Science and Math Education

From at least the time that the Soviet Union put Sputnik into orbit, the United States has been interested in the state of science, technology, engineering and mathematics (STEM) education. As China and India have ramped up their efforts to produce scientists and engineers, there have been renewed calls to improve STEM education in America and increase the number of American students who choose STEM careers. I'll be writing more about that in the future. For now, it is important to remember that we can't revitalize STEM education in an overall system that is being stressed and underfunded.

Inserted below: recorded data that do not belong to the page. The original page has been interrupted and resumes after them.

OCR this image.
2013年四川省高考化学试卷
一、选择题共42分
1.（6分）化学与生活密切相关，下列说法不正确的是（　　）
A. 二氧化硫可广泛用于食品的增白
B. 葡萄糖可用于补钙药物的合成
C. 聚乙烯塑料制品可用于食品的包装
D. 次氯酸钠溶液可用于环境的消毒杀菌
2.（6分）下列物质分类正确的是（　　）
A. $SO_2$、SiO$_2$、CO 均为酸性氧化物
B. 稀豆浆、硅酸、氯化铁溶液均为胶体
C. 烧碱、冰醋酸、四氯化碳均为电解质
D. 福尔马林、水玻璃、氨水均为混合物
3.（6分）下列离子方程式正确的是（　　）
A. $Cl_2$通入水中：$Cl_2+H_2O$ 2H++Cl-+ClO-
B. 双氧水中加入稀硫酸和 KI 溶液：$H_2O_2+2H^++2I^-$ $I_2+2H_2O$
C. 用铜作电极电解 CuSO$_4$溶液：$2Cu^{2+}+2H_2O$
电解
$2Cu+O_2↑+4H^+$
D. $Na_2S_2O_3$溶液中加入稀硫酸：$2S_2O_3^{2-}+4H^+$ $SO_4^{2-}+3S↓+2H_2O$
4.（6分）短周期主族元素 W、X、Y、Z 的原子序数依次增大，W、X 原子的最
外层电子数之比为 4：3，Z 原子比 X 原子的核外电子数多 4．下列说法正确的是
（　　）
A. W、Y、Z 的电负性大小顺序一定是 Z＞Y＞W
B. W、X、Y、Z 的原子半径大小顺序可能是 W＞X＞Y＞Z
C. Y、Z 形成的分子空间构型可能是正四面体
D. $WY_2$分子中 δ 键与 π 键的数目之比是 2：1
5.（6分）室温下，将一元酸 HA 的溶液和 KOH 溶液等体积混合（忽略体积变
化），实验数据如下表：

A summary of my thoughts on developing a new consensus on improving education appears on the Web site of MN2020, a new think tank. The page is at http://www.mn2020.org/index.asp?Type=B_BASIC&SEC=%7B0B80438A-69B8-4E6F-B70E-EFDCF1F93F73%7D&DE=
Let me know what you think.

July 11, 2007


Beginning in September 2007, I'll be teaching a course called Science and State. It is part of the Master of Science in Science, Technology and Environmental Policy offered by the Humphrey Institute of Public Affairs. I am also new in my role as the Director of the University of Minnesota Center for Science, Technology and Public Policy housed at the Humphrey Institute.

In doing the job and preparing for teaching the class, I have had to think a great deal about the nature of the connections between science and technology on one hand and public policy on the other. I thought I should try out some of that thinking. It is important for civic debate and action in the United States that we talk more about how policymakers interact with scientists and engineers.

The Center is engaged in a wide variety of projects. I plan to write about those projects, the authors I'll be reading and the ideas I come across in in the course of advancing the practical application of ideas and solutions from the scientific and technological communities to solving public policy challenges.